Trotzdem machte in diesem Jahr stark wie nie zuvor bemerkbar, dass die Beschränkung auf immer den gleichen Kreis der "Auteurs", so ruhmvoll sie im einzelnen auch sein mögen, auch zu einer Verengung der Themen in den Filmen führt. Fast im Übermaß dominierten die persönlichen, intimen Geschichten den Jahrgang 2015: Erzählungen über Liebe und deren Verlust, über den Tod und die Angst davor. Laszlo Nemes' »Son of Saul« gehört auch diesbezüglich zu den Ausnahmen: Sein im Konzentrationslager Auschwitz im Winter 1944 angesiedeltes Drama um einen Juden, der als Teil des Sonderkommandos Aufräumarbeiten rund um die Gaskammer leisten muss, überzeugte mit seinem strengen Ansatz, den Zuschauer mit steten Blick auf den Helden mitten ins schreckliche Geschehen zu werfen und keine Distanzierung zu gewähren. Für die Rolle von Publikums- oder Kritikerliebling kommt eignete sich »Son of Saul« selbstverständlich nicht, auch wegen der nur gelegentlich aufgeworfenen Frage nach der Legitimität seiner Darstellungsweise. Darf man Auschwitz nachinszenieren?

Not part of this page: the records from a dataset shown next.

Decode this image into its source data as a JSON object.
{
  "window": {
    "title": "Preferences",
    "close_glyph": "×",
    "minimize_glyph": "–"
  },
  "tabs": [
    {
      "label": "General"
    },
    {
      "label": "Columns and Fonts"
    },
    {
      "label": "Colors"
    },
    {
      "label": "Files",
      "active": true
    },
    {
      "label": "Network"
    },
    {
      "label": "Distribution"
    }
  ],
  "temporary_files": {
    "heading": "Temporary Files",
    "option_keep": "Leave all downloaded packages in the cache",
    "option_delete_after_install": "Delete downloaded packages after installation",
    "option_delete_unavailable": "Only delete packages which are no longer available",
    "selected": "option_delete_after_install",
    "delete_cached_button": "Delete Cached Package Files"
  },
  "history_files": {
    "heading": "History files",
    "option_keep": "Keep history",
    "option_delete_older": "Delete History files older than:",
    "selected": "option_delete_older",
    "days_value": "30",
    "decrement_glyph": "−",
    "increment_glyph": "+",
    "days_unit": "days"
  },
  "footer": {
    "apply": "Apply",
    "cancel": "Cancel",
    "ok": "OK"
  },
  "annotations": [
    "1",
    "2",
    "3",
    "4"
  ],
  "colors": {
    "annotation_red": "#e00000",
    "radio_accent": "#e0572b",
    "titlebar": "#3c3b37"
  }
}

Nicht zuletzt, weil er solche diffizilen Fragen nicht aufwarf, fielen die Sympathiebekundungen der Kritiker hier für Todd Haynes' makelloses Drama »Carol«. Mit »Son of Saul« einer der drei Hauptfavoriten auf die Goldene Palme, ist »Carol« ein im besten Sinne gefälliger Film. Die Liebesaffäre einer reichen, verheirateten Dame von Gesellschaft und einem einfachen Ladenmädchen im Amerika der 50er Jahre zeigt Haynes so stilvoll unterkühlt und mit so viel Hingabe zum Detail, dass der Film schon als bloßer Augenschmaus sein Publikum finden wird.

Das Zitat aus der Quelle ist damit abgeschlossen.